Publié le 15 août 2023
Écrit par Alex
Catégories
Avertissement :
Tout au long de cet article, nous utiliserons alternativement le mot grille-pain (invariable), ou l'anglicisme toaster pour désigner l'objet qui sert à griller des tartines de pain. Il s'agit d'un seul et même objet. Désolé pour les puristes.
Le grille-pain, ce symbole !
Le grille-pain, c'est un peu un symbole.
Symbole de l'objet inintéresssant, au travers du fameux "Je vous ai dit que ma grand-mère avait acheté un grille-pain ?"
Symbole du petit électroménager, celui que tout le monde possède.
Symbole du jetable.
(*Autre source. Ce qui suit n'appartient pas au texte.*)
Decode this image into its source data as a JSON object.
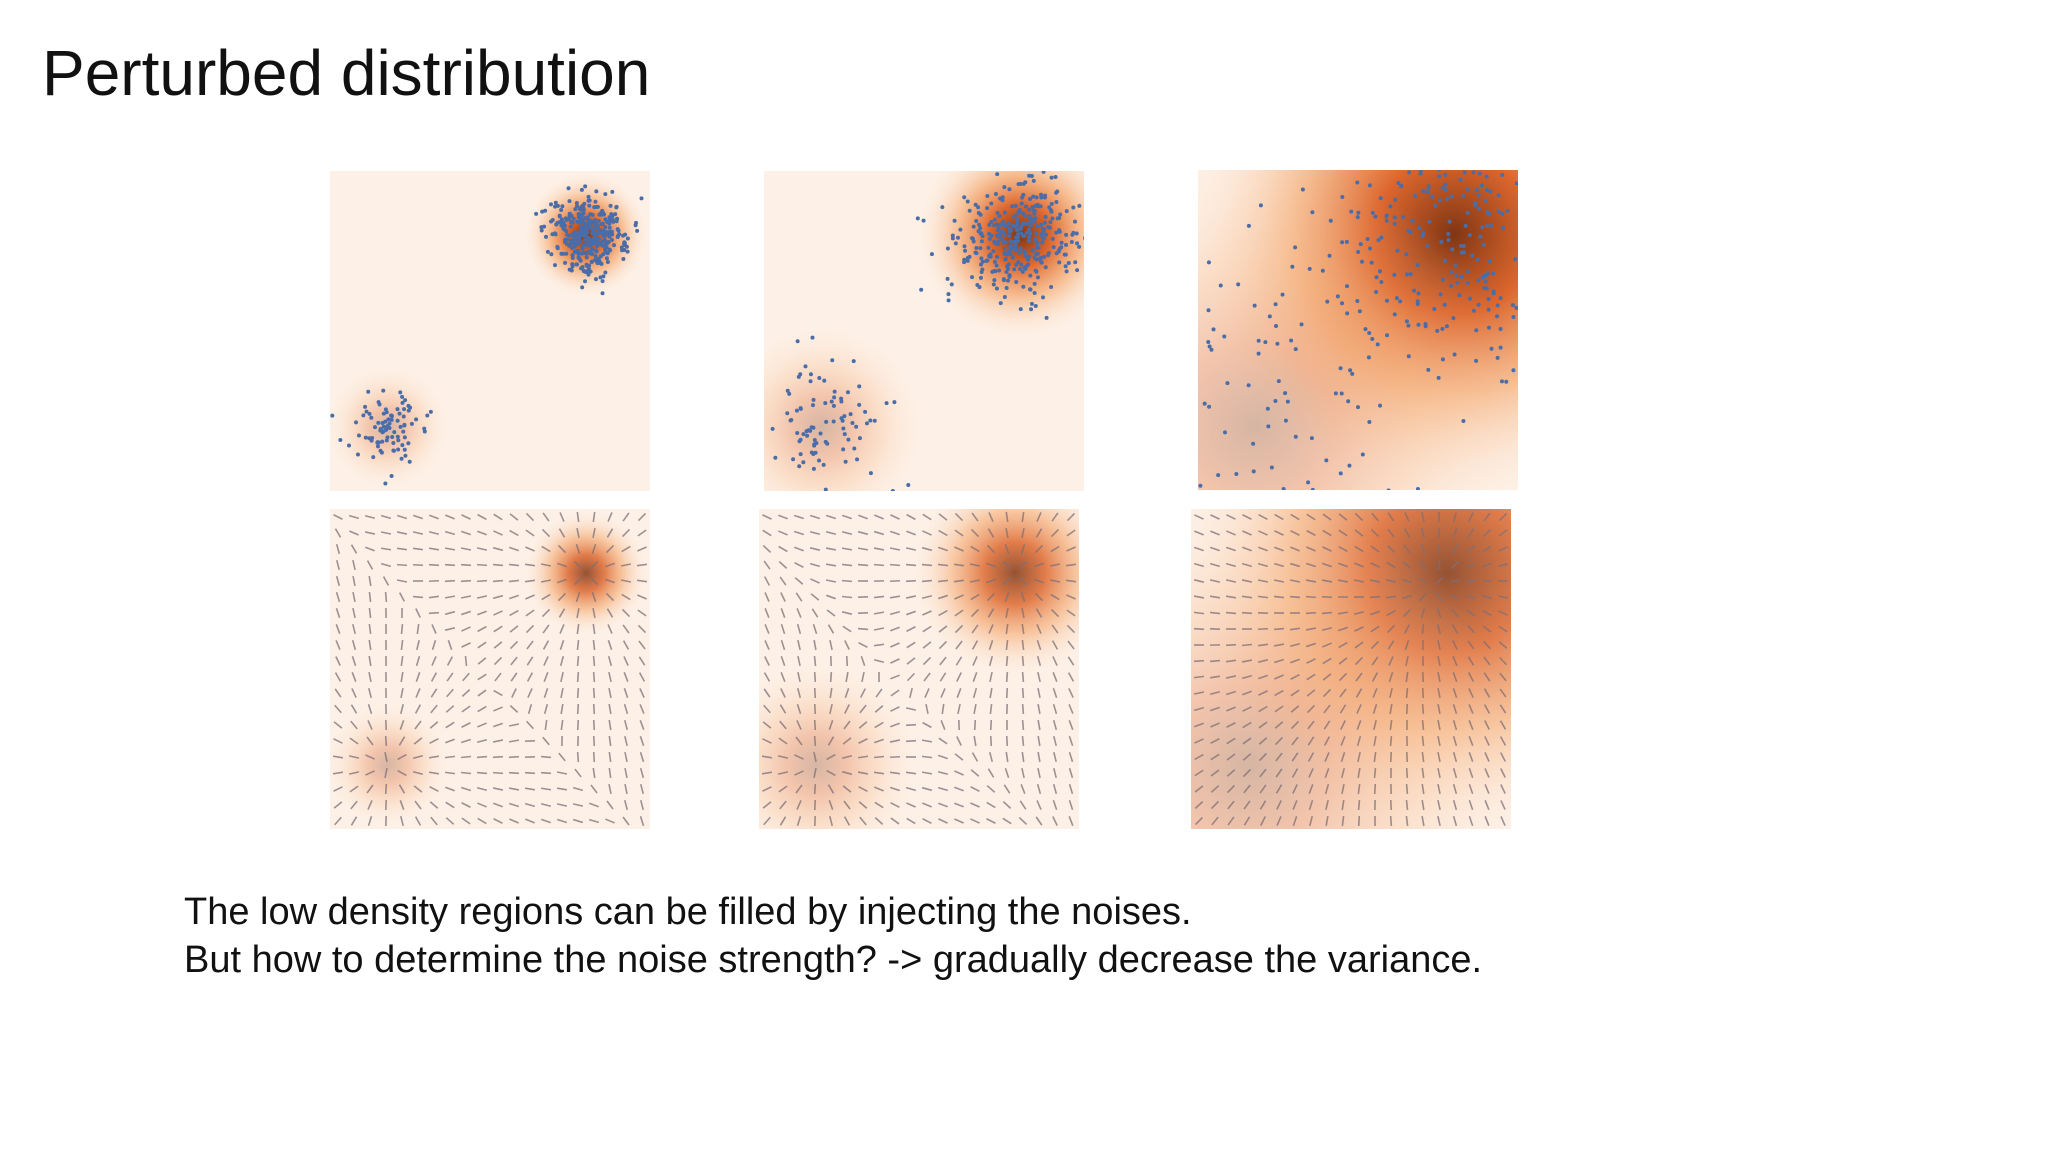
{
  "header": {
    "title": "Perturbed distribution"
  },
  "body": {
    "lines": [
      "The low density regions can be filled by injecting the noises.",
      "But how to determine the noise strength? -> gradually decrease the variance."
    ]
  }
}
Le grille-pain est probablement sur le podium des électroménagers les plus réparés dans les repair-cafés[1], et dans la foulée sûrement parmi les électroménagers les plus jetés, du fait de leur faible prix et du coût de la réparation.
Alors pourquoi ne pas commencer par ce symbole pour baser une réflexion sur la remise en question du marketing dans l'électroménager, et aborder un peu ma façon bien particulière de faire un choix parmi la pléthore d'objets, d'outils ou d'électroménager que le marché nous propose !
Je n'ai pas de tee-shirt grille-pain, mais vu le résultat de mes recherches pour écrire cet article (et trouver un grille-pain) je vais penser à m'en faire un !
Motorisé, tactile... "innovation", vraiment ?
Tout a commencé lorsque je suis sorti descendre les poubelles, dans notre ancien appartement de Lyon. C'était un immeuble assez cossu avec de grands appartements loués hors de prix (le notre était petit...). Je descends les poubelles donc, et y trouve un grille-pain.
Un grille-pain n'a rien à faire dans la poubelle grise : c'est en déchetterie qu'il faut le jeter, ou là ou vous avez acheté le nouveau ! Je le sors donc de la poubelle, pour l'emmener avec moi.
Il ne s'allume pas du tout. Il n'aurait pas été là sinon (quoique...). Déformation professionnelle oblige, je me mets en tête de le réparer. C'est ainsi que je découvre ses caractéristiques : c'est un grille-pain électronique motorisé. Par électronique, je veux dire qu'il à des boutons, qu'on presse, avec de diodes qui s'allument :
- Bouton "+" qui fait s'allumer une diode de plus, à la place de la simple molette.
- Bouton "start" et "stop", comme une télécommande, des boutons électroniques.
Et par motorisé, j'entends qu'il y a un moteur, pour faire descendre et remonter le pain. Vraisemblablement, utiliser un ressort, c'est un peu à l'ancienne.
Comme vous, à cet instant, je reste dubitatif. Pourquoi concevoir un tel objet ? Qui achète ce genre de grille-pain (mes voisins, visiblement) ? Et surtout, qu'est-ce qu'il a de plus que le grille pain que j'ai toujours connu ? Divulgâchage: rien.
Et c'est là qu'a commencé mon cheminement dans les méandres des technologies et du marché du grille-pain.
Le monde infini des grille-pain
J'ai découvert[2] :
-
Le grille-pain tactile : où grille-pain "intelligent". Il est doté d'un écran qui vous présente le niveau de doré que vous allez obtenir. Utile si vous oubliez constamment comment marche votre grille-pain.
-
Le grille-pain vitré pour voir son pain pendant qu'il grille. Un truc de maniaque du contrôle (ou de voyeur ?), j'imagine...
-
Leur opposé : le grille-pain low tech par excellence. Un produit Britannique. Une fourchette de toast, qui est en fait une fourchette monté sur un ressort avec un support magnétique. Fixez (grâce à la force magnétique) le support sur le dessus de votre poêle à bois. Placez un toast entre la fourchette et la paroi vitrée de votre poêle. Le ressort plaque le toast, et ainsi le laisse griller à la chaleur du poêle ! À vous les toasts grillés pour accompagner foie gras et oeufs d'esturgeon...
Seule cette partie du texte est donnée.